Friday, October 12, 2007

The Philosopher and the Pro-Lifer

If Mark is right, this might not bode well for the next three weeks. We'll be spending five sessions considering different philosophers takes on abortion. It's almost a certitude that none of them will exhibit abhorrence. So, how do rational, self-interested people (the type of the modern philosopher) deal with primitive reactions like Mark's? Maybe I should forgo wearing a Choose Life t-shirt to class...

Cinema Relativiste It's not possible to be fair and balanced...: "Cinema Relativiste

It's not possible to be fair and balanced about abortion. That's because abortion is simply and solely evil. The attempt to be 'fair and balanced' will mean that, on the one hand, you will show what abortion actually is (and turn people's stomaches, filling even many pro-choice people with grave doubts about the hideous thing they are supporting).
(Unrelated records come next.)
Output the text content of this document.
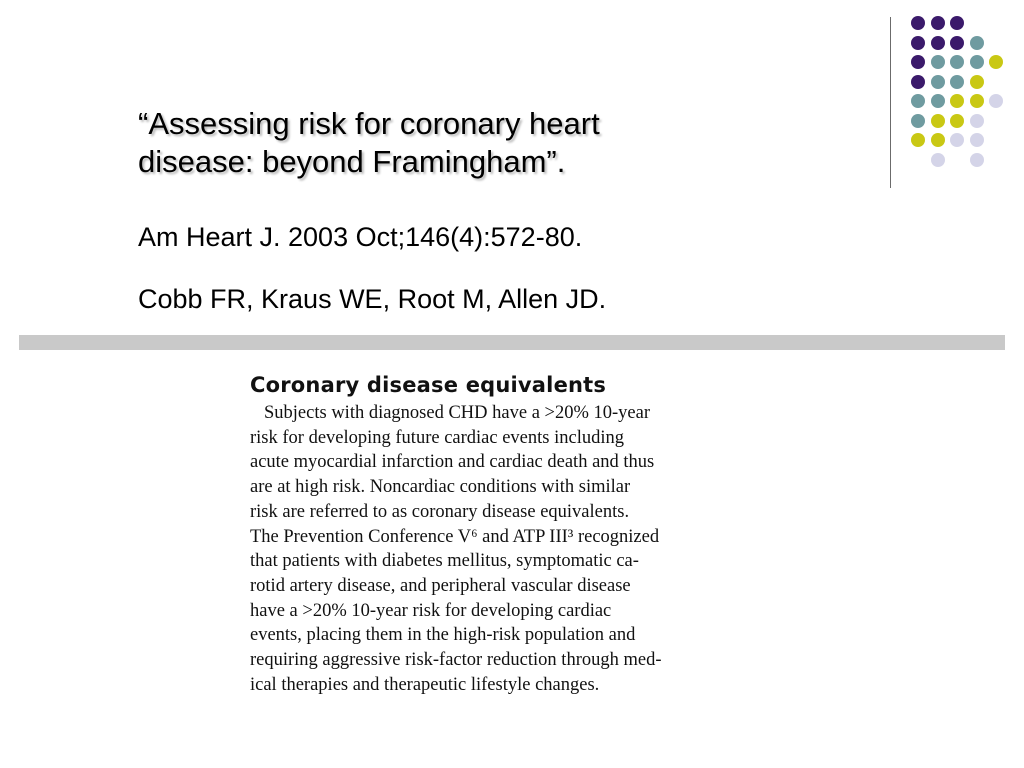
“Assessing risk for coronary heart
disease: beyond Framingham”.

Am Heart J. 2003 Oct;146(4):572-80.

Cobb FR, Kraus WE, Root M, Allen JD.

Coronary disease equivalents
Subjects with diagnosed CHD have a >20% 10-year
risk for developing future cardiac events including
acute myocardial infarction and cardiac death and thus
are at high risk. Noncardiac conditions with similar
risk are referred to as coronary disease equivalents.
The Prevention Conference V⁶ and ATP III³ recognized
that patients with diabetes mellitus, symptomatic ca-
rotid artery disease, and peripheral vascular disease
have a >20% 10-year risk for developing cardiac
events, placing them in the high-risk population and
requiring aggressive risk-factor reduction through med-
ical therapies and therapeutic lifestyle changes.
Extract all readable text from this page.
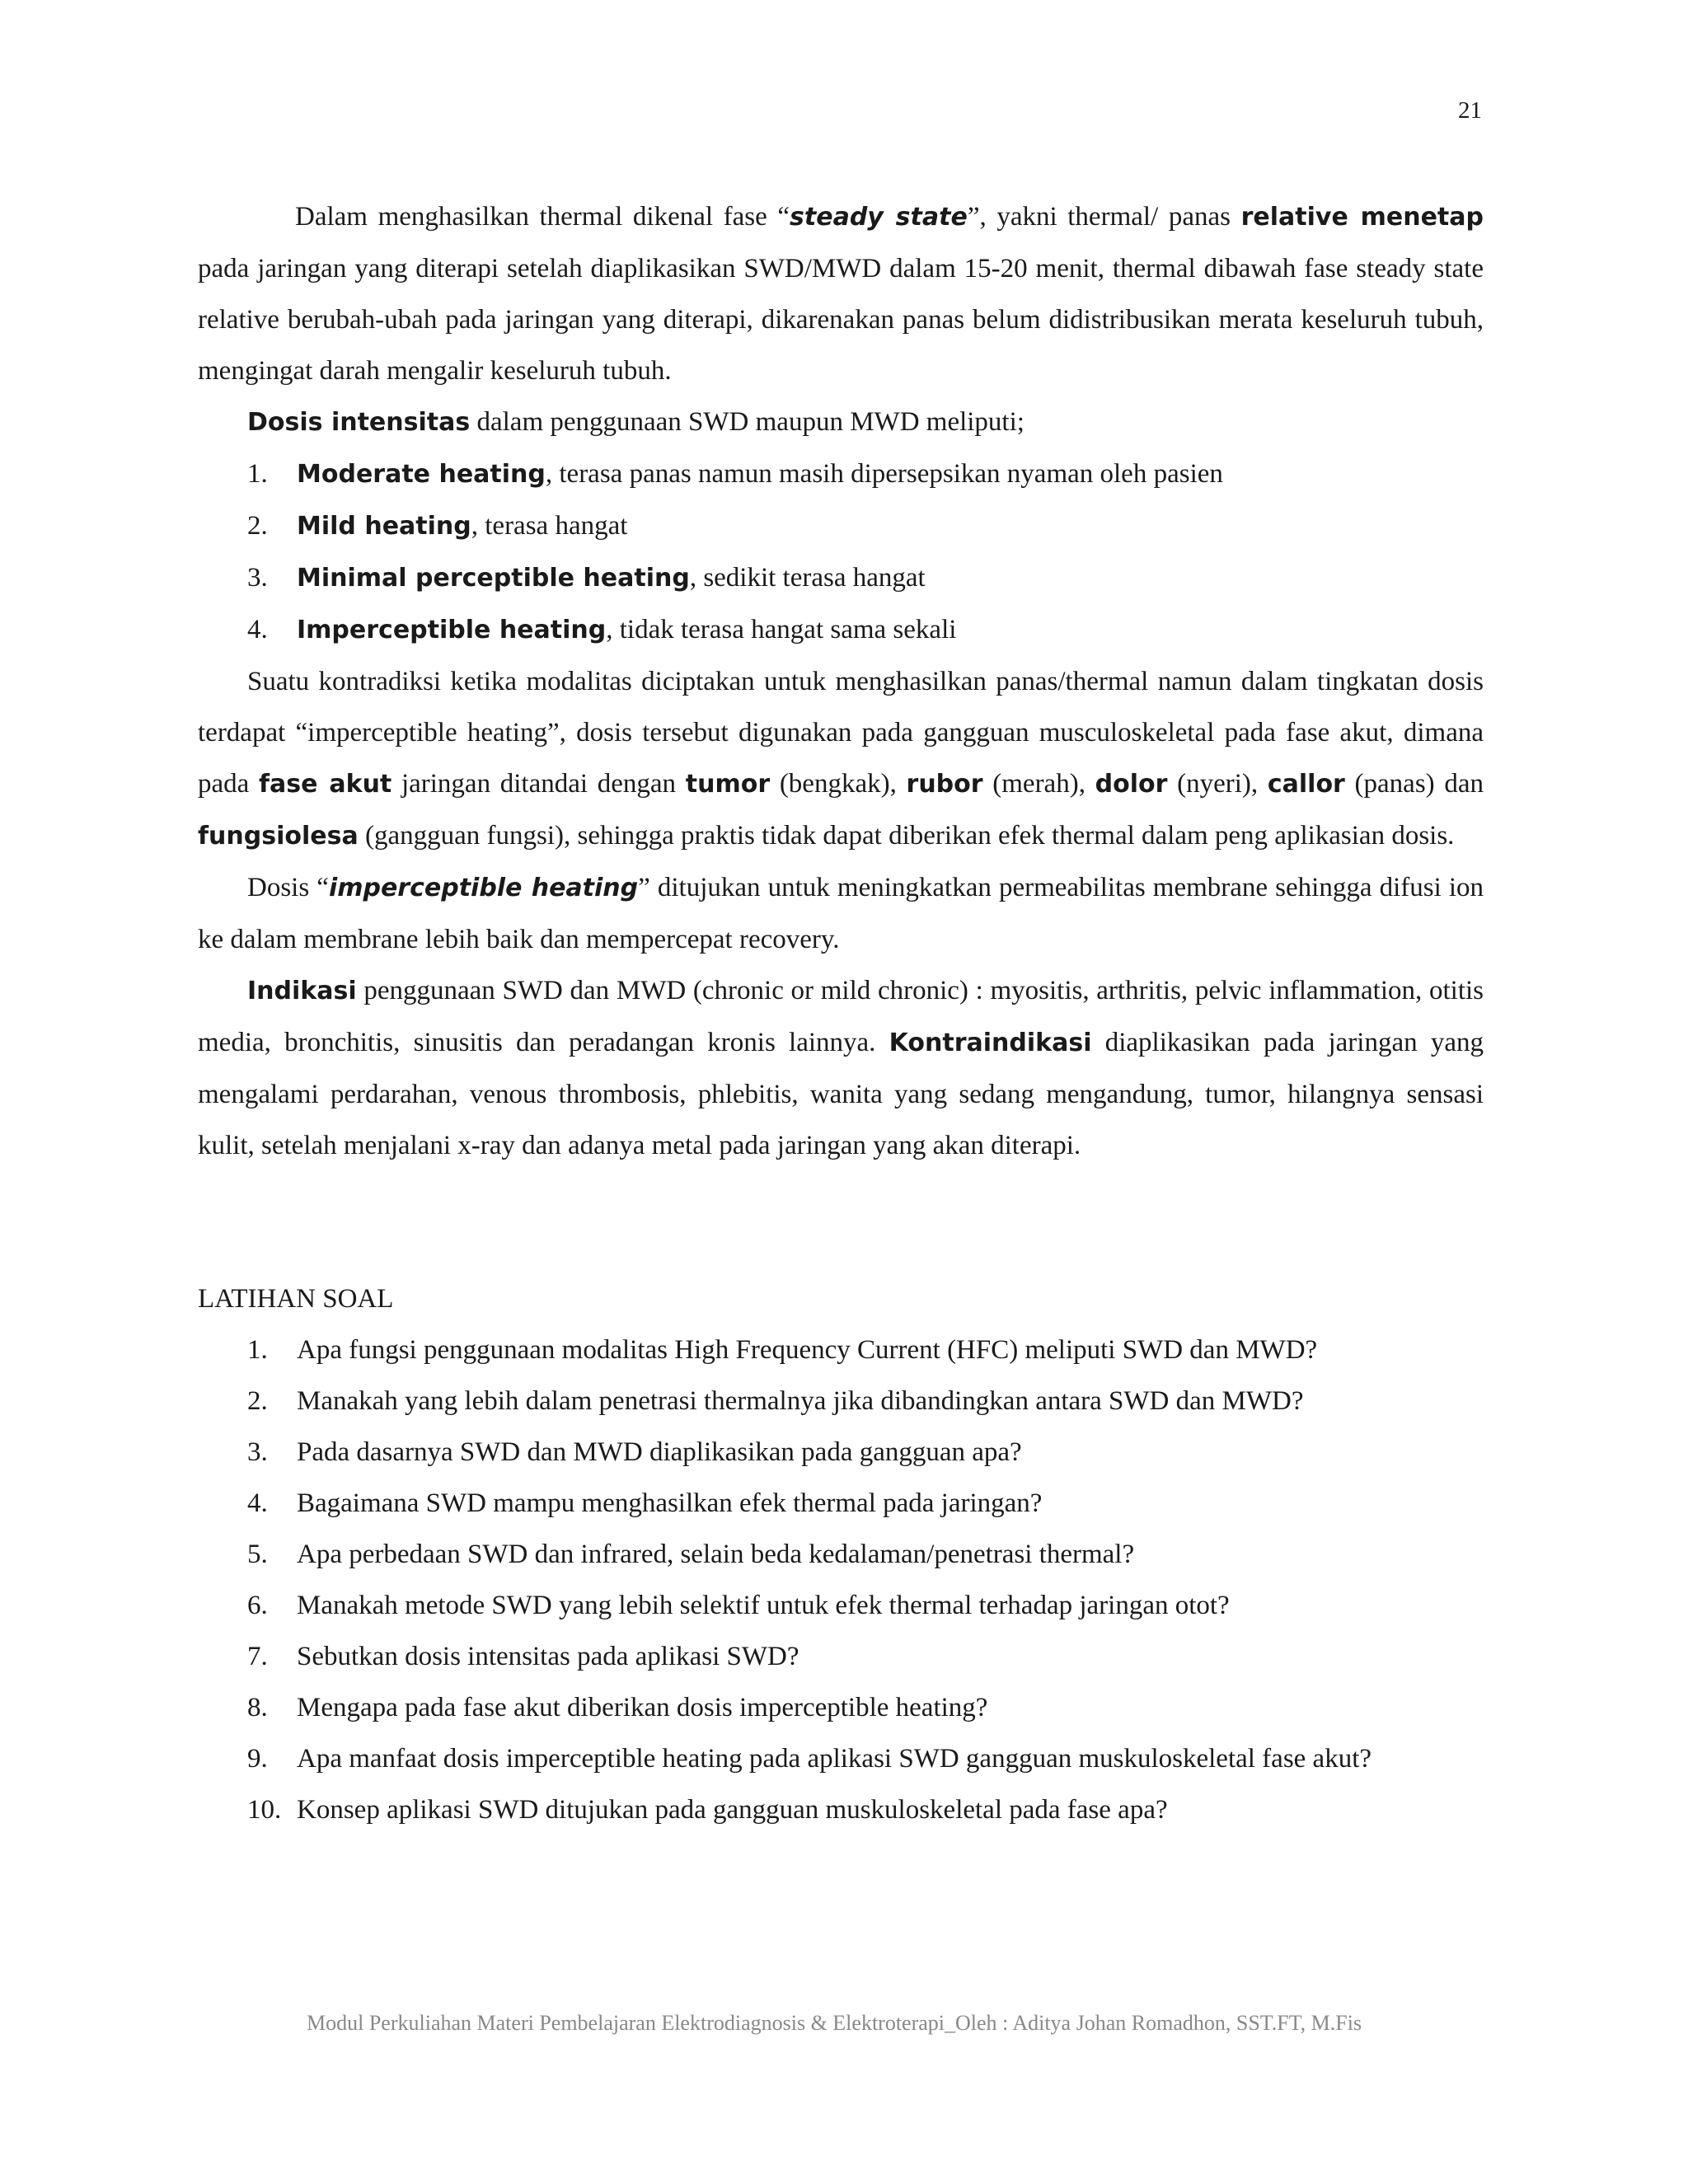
21

Dalam menghasilkan thermal dikenal fase “steady state”, yakni thermal/ panas relative menetap pada jaringan yang diterapi setelah diaplikasikan SWD/MWD dalam 15-20 menit, thermal dibawah fase steady state relative berubah-ubah pada jaringan yang diterapi, dikarenakan panas belum didistribusikan merata keseluruh tubuh, mengingat darah mengalir keseluruh tubuh.

Dosis intensitas dalam penggunaan SWD maupun MWD meliputi;

1.	Moderate heating, terasa panas namun masih dipersepsikan nyaman oleh pasien
2.	Mild heating, terasa hangat
3.	Minimal perceptible heating, sedikit terasa hangat
4.	Imperceptible heating, tidak terasa hangat sama sekali

Suatu kontradiksi ketika modalitas diciptakan untuk menghasilkan panas/thermal namun dalam tingkatan dosis terdapat “imperceptible heating”, dosis tersebut digunakan pada gangguan musculoskeletal pada fase akut, dimana pada fase akut jaringan ditandai dengan tumor (bengkak), rubor (merah), dolor (nyeri), callor (panas) dan fungsiolesa (gangguan fungsi), sehingga praktis tidak dapat diberikan efek thermal dalam peng aplikasian dosis.

Dosis “imperceptible heating” ditujukan untuk meningkatkan permeabilitas membrane sehingga difusi ion ke dalam membrane lebih baik dan mempercepat recovery.

Indikasi penggunaan SWD dan MWD (chronic or mild chronic) : myositis, arthritis, pelvic inflammation, otitis media, bronchitis, sinusitis dan peradangan kronis lainnya. Kontraindikasi diaplikasikan pada jaringan yang mengalami perdarahan, venous thrombosis, phlebitis, wanita yang sedang mengandung, tumor, hilangnya sensasi kulit, setelah menjalani x-ray dan adanya metal pada jaringan yang akan diterapi.

LATIHAN SOAL

1.	Apa fungsi penggunaan modalitas High Frequency Current (HFC) meliputi SWD dan MWD?
2.	Manakah yang lebih dalam penetrasi thermalnya jika dibandingkan antara SWD dan MWD?
3.	Pada dasarnya SWD dan MWD diaplikasikan pada gangguan apa?
4.	Bagaimana SWD mampu menghasilkan efek thermal pada jaringan?
5.	Apa perbedaan SWD dan infrared, selain beda kedalaman/penetrasi thermal?
6.	Manakah metode SWD yang lebih selektif untuk efek thermal terhadap jaringan otot?
7.	Sebutkan dosis intensitas pada aplikasi SWD?
8.	Mengapa pada fase akut diberikan dosis imperceptible heating?
9.	Apa manfaat dosis imperceptible heating pada aplikasi SWD gangguan muskuloskeletal fase akut?
10. Konsep aplikasi SWD ditujukan pada gangguan muskuloskeletal pada fase apa?
Modul Perkuliahan Materi Pembelajaran Elektrodiagnosis & Elektroterapi_Oleh : Aditya Johan Romadhon, SST.FT, M.Fis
Then, on the other hand, to compensate for the horrors you have just shown the viewer, you will go off and find a few extremists and crazies and try to pretend that they stand for all prolifers.

If you are skilled at numbing your conscience, you will then feign agnosticism about the whole thing. If not, your screaming conscience will shout until it is heard and you will admit that the fringe 'prolife' crazies who shoot abortionists are a tiny minority representing only themselves, while every abortion supporter in the world is, in exact truth, fighting to make sure that the horrors you just witnessed in that operating room will be repeated millions upon millions of times.

There only two possible responses to abortion: abhorrence or deeper and more complex corruption of conscience. There is no 'fair and balanced' view of it. None."